# Loop 3 LB Feedback Analysis

**Submission Result:** exp_002 (003_original_baseline) scored 70.676102 on LB

**Key Insight:** The original santa-2025.csv passes Kaggle validation with no overlaps. This confirms:
1. The precision loss from fix_direction was the issue in exp_001
2. We have a valid baseline at 70.676102
3. Gap to target: 1.75 points (2.5%)

In [1]:
# Analyze the gap and what's needed
import pandas as pd
import numpy as np

# Current state
current_score = 70.676102
target_score = 68.922808
gap = current_score - target_score

print(f"Current LB Score: {current_score:.6f}")
print(f"Target Score: {target_score:.6f}")
print(f"Gap: {gap:.6f} ({gap/target_score*100:.2f}%)")
print()
print("To close this gap, we need to reduce the average side length.")
print(f"Average reduction needed per N: {gap/200:.6f} score units")
print(f"This translates to reducing side by ~0.053 units on average across all N values")

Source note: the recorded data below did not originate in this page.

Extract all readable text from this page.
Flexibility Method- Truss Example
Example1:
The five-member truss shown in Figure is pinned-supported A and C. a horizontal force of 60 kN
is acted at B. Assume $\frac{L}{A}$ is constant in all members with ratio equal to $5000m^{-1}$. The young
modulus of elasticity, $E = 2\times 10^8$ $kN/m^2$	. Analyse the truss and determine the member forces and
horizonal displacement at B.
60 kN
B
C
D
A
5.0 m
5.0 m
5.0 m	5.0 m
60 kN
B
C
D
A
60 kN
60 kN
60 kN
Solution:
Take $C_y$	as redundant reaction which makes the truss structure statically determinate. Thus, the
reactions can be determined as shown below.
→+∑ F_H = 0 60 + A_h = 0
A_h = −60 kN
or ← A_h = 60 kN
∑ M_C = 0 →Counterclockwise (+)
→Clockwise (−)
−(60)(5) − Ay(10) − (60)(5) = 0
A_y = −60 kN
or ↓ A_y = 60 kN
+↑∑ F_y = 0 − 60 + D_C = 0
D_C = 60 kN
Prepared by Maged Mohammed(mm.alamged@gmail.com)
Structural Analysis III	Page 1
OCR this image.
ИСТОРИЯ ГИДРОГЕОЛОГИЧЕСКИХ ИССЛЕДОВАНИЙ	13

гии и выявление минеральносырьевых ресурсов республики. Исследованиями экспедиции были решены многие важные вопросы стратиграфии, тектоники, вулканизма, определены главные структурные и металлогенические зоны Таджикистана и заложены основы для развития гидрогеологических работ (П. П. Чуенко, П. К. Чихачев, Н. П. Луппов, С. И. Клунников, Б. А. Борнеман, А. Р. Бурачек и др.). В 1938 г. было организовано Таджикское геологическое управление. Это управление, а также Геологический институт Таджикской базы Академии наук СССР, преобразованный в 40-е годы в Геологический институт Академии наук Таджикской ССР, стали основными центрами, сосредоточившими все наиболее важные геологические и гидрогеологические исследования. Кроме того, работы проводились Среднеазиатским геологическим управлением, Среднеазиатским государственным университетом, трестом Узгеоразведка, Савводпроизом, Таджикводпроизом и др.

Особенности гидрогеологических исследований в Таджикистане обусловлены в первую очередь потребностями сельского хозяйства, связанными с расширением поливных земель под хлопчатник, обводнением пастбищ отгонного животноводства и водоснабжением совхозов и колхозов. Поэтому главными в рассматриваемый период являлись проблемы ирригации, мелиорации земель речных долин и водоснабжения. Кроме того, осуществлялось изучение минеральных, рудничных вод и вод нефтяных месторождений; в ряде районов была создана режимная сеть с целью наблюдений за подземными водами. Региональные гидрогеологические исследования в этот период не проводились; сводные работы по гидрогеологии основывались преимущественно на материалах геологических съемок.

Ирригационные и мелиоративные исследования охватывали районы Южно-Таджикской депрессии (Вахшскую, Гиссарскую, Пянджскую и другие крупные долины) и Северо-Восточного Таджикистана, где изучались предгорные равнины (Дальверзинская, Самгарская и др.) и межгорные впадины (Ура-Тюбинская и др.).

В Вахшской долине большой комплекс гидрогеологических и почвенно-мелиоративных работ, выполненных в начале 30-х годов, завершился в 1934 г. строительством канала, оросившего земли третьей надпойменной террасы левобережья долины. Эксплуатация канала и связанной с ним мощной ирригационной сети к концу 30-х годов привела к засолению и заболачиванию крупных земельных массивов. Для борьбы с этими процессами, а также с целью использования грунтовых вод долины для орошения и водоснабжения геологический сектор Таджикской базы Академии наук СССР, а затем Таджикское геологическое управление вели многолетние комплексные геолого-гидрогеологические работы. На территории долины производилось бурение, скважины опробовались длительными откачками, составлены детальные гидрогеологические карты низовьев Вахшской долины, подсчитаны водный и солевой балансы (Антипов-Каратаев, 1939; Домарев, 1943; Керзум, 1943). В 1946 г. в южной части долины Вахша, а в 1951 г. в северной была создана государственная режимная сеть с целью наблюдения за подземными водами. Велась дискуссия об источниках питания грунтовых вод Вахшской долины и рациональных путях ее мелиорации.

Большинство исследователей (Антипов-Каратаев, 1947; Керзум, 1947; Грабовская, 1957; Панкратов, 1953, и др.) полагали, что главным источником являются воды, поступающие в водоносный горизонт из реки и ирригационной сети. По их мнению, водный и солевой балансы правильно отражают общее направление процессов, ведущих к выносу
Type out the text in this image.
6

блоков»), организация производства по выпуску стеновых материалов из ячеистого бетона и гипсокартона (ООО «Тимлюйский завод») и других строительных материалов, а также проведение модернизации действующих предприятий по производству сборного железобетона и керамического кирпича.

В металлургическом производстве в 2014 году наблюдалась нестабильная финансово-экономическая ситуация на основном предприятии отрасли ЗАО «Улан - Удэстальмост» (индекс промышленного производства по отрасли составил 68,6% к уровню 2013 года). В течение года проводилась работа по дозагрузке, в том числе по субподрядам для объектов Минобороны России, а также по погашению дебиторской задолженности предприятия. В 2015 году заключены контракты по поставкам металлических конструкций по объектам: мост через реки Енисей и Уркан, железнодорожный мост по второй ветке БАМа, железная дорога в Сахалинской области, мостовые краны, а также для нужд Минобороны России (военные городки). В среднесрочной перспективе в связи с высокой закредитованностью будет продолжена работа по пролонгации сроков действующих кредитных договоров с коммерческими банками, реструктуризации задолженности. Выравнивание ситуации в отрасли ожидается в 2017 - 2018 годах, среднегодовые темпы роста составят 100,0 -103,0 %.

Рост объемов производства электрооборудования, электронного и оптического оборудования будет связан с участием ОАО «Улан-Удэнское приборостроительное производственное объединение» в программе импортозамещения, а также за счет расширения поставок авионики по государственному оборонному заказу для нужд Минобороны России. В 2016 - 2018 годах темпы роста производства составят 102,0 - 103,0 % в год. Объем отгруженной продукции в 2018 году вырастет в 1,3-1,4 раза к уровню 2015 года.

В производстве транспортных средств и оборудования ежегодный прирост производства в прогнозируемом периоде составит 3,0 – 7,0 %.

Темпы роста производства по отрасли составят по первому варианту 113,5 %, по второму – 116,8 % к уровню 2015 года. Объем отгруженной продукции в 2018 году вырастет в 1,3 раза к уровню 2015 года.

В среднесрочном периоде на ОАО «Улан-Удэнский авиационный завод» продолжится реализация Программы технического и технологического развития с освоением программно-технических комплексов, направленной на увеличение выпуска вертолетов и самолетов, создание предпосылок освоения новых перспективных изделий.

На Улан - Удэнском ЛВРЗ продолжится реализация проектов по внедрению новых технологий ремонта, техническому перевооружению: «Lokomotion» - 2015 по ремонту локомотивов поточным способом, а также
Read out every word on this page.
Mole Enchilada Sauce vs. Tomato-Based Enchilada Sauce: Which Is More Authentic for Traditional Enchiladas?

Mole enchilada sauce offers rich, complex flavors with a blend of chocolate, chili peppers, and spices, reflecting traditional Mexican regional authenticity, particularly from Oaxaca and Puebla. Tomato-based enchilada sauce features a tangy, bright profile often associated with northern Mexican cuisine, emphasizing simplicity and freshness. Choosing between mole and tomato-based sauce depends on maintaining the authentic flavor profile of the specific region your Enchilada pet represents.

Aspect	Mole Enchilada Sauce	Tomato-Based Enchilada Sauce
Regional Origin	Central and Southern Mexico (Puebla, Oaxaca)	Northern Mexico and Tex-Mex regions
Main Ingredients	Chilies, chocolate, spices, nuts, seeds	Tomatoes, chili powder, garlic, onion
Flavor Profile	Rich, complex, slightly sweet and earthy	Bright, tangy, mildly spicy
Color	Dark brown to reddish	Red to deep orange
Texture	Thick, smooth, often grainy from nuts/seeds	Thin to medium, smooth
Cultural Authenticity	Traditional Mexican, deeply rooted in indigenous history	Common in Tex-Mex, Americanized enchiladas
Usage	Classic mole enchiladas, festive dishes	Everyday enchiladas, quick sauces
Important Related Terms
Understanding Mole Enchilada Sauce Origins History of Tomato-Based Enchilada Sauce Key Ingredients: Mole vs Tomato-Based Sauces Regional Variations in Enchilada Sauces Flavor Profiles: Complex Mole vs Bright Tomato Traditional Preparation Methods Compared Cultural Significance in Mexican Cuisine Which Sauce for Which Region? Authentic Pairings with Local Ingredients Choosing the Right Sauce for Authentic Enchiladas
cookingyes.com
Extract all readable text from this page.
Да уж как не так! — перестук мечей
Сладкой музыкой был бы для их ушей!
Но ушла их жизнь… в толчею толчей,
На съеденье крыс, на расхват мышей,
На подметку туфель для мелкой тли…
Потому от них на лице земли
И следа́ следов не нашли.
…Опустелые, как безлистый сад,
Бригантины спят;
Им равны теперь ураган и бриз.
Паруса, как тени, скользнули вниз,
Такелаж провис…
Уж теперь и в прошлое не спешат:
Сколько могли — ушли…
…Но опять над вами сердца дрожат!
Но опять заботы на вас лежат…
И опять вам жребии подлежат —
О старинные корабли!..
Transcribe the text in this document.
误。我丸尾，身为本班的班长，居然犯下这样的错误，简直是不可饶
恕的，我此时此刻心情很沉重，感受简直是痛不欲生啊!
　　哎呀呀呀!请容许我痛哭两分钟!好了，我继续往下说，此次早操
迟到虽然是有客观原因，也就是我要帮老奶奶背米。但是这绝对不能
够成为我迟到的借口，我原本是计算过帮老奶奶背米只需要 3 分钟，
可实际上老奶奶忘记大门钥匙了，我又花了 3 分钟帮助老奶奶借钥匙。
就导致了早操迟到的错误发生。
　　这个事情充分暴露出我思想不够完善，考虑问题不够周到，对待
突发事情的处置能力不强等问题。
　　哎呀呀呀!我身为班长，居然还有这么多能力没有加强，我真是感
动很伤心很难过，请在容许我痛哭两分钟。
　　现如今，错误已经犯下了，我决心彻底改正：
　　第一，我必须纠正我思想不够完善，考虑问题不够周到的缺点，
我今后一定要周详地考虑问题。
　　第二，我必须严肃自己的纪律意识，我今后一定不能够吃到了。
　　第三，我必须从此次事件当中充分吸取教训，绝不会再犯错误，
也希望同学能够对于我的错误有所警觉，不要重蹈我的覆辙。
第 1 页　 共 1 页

Current LB Score: 70.676102
Target Score: 68.922808
Gap: 1.753294 (2.54%)

To close this gap, we need to reduce the average side length.
Average reduction needed per N: 0.008766 score units
This translates to reducing side by ~0.053 units on average across all N values


In [2]:
# Key techniques from top kernels
print("="*60)
print("KEY TECHNIQUES FROM TOP KERNELS")
print("="*60)
print()
print("1. FRACTIONAL TRANSLATION (jonathanchan kernel)")
print("   - Micro-adjustments at 0.001, 0.0005, 0.0002, 0.0001, 0.00005, 0.00002, 0.00001")
print("   - 8 directions (N, S, E, W, NE, NW, SE, SW)")
print("   - Iterates until no improvement")
print()
print("2. SIMULATED ANNEALING (sa_v3 in jonathanchan)")
print("   - Temperature: 1.0 -> 0.000005")
print("   - Cooling factor: 0.25")
print("   - Population-based (keeps top 3 solutions)")
print()
print("3. ENSEMBLE FROM 19+ SOURCES (jonathanchan)")
print("   - Best config for each N from multiple optimizers")
print("   - Sources include: bucket-of-chump, telegram, why-not, santa-claude, etc.")
print()
print("4. BACKWARD PROPAGATION (egortrushin)")
print("   - For N=200 down to N=2")
print("   - Try removing each tree, keep if (N-1) config is better")
print()
print("5. GRID/LATTICE PACKING (egortrushin)")
print("   - For large N (>=58), use periodic arrangements")
print("   - nt = [rows, cols] for grid-based placement")

KEY TECHNIQUES FROM TOP KERNELS

1. FRACTIONAL TRANSLATION (jonathanchan kernel)
   - Micro-adjustments at 0.001, 0.0005, 0.0002, 0.0001, 0.00005, 0.00002, 0.00001
   - 8 directions (N, S, E, W, NE, NW, SE, SW)
   - Iterates until no improvement

2. SIMULATED ANNEALING (sa_v3 in jonathanchan)
   - Temperature: 1.0 -> 0.000005
   - Cooling factor: 0.25
   - Population-based (keeps top 3 solutions)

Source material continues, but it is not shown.